Como estamos entrando en terreno pantanoso, cambio de
tercio:
—¿Y los buenos modales?
—De eso hablo. Los buenos modales conducen a pedir permiso,
a dar las gracias, a disculparnos aunque no tengamos la culpa, a sobrestimar
los méritos ajenos…
—De boquilla, don Juan.
—Bueno. Pero se trata de una vaselina eficaz para lubricar
las relaciones sociales. En cambio, la gente grosera y basta, que no repara en
tales minucias, se nos hace sumamente desagradable.
—El plagio, entonces, ¿es cosa de gente a medio civilizar?
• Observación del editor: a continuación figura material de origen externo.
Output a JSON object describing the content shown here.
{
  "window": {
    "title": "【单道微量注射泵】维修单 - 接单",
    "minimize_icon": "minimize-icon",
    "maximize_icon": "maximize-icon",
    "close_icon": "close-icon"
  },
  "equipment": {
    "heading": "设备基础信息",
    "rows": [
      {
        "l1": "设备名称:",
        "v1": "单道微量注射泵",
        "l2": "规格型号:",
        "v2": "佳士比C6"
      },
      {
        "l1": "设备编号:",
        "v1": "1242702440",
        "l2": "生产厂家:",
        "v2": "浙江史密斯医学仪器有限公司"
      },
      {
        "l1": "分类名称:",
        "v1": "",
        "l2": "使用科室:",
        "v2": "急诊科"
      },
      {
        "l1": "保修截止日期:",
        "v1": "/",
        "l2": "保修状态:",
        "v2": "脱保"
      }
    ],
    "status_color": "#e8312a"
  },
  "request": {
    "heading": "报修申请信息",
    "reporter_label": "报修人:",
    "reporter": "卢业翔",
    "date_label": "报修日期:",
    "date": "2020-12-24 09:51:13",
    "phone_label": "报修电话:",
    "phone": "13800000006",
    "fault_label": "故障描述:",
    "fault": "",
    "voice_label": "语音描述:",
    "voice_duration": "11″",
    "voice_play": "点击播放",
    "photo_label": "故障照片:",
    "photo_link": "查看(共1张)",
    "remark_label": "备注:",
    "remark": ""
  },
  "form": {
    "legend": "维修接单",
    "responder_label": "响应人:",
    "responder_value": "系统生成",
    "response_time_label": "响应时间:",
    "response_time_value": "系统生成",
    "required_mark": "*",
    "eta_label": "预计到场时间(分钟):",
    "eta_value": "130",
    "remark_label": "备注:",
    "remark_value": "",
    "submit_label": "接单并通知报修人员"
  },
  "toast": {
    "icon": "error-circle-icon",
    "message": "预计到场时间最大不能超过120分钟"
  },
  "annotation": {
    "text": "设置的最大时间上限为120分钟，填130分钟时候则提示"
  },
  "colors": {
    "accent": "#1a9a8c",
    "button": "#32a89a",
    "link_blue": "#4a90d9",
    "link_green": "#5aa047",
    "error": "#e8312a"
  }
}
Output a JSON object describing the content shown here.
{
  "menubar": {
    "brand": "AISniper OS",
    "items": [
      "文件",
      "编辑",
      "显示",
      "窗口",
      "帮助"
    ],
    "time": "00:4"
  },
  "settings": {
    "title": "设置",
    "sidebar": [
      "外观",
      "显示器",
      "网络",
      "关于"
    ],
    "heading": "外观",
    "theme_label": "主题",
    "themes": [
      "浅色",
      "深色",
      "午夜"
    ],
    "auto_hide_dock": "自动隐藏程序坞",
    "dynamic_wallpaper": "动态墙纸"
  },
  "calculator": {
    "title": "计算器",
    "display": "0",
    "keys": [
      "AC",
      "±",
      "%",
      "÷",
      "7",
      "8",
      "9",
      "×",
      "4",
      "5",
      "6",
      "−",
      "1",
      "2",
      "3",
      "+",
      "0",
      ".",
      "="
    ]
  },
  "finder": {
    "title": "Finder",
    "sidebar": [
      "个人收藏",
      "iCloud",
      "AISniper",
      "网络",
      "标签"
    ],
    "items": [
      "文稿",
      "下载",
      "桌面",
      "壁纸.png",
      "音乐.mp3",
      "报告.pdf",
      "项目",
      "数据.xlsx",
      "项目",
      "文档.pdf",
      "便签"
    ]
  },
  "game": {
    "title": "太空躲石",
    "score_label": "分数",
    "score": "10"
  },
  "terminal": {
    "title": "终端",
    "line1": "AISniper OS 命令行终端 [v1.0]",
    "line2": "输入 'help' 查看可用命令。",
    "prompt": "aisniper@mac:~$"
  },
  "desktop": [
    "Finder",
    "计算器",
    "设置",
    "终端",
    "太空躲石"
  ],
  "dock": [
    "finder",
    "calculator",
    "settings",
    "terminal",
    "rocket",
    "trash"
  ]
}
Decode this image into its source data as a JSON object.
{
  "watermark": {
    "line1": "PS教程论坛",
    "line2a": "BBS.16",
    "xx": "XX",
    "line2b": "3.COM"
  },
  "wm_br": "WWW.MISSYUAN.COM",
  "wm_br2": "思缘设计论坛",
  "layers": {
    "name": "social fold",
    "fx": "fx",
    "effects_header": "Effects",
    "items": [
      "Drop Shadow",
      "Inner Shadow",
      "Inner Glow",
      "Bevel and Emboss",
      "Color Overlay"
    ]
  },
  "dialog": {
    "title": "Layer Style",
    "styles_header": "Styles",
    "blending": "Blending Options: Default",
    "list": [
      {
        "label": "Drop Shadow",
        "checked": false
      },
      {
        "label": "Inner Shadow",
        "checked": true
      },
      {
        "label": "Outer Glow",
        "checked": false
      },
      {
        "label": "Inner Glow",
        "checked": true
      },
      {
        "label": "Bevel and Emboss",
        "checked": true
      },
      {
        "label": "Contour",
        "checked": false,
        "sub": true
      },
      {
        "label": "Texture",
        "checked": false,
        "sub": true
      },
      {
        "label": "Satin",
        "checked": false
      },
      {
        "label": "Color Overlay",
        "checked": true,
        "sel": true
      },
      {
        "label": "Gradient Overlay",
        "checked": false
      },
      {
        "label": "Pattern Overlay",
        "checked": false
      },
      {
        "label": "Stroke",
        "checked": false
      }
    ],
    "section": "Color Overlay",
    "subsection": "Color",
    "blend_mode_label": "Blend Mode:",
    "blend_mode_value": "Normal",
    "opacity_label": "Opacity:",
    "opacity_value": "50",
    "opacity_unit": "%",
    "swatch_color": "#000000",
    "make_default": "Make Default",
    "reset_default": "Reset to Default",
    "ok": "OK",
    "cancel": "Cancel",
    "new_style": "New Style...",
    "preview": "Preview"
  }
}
—Claro. De gente que no tiene ni echa de menos el respeto y
la consideración por el prójimo: igual que quienes se cuelan en la fila del
supermercado. Y en cuanto pagan, aunque sea una cantidad simbólica, no hay
quien les tosa…
—¿Qué quiere decir?
—¿Han estado ustedes en un buffet libre? ¿Han visto
cómo algunos colman los platos? Pues muchos plagiarios gozan de modales
semejantes: creen que, por haber comprado un libro —o haberlo fotocopiado— o
por haber pagado una conexión a internet, nada les impide comer a tragantadas
hasta reventar: las sutilezas esas de la propiedad intelectual se quedan para
melindrosos.
—Plagiar es robar: no hay que darle vueltas —corrige el
culto.
—Desde el punto de vista moral o jurídico; pero ahí no
entramos. Para nosotros, que desconocemos las ciencias jurídicas y no
damos lecciones a nadie, el plagio es mucho más: una imperdonable vulgaridad,
una falta de respeto… y un homenaje.
—¿Homenaje?
—Al plagiado: implícitamente el plagiario lo reconoce
superior; ahora bien, el homenaje se acaba al incurrir en la descortesía de
saquearlo sin miramientos. En cambio, a los hipotéticos lectores el plagiario
nos menosprecia desde el principio: da por hecho que ninguno advertirá la falta
de educación…
—Y acierta —se entromete el cínico—: solo las nuevas
tecnologías la ven.
Don Juan asiente con un gesto; continúa:
—Acaso porque en realidad no hay ya lectores solventes: se
producen tan desmesuradas —y quizá tan inanes— cantidades de literatura
académica que nadie lee con el sosiego y la seriedad debidos. De eso el
plagiario sí es plenamente consciente: las posibilidades de que lo cacen son
escasísimas.
Uno de los que no estamos en esto pregunta asombrado:
—¿Ni siquiera leen los miembros de los tribunales de
doctorado?
—Rigurosamente, pocas veces. Además, suelen ser amigos.
El lego insiste:
—¿Los plagiarios cuentan con que nadie los leerá y se toman
la molestia de escribir? ¿Por qué lo hacen?
—¿Escribir? Para añadir un renglón al currículo.
—¿Y plagiar?
—Por ordinarios y vulgares, por incultos, por perezosos… y
porque al final carece de importancia.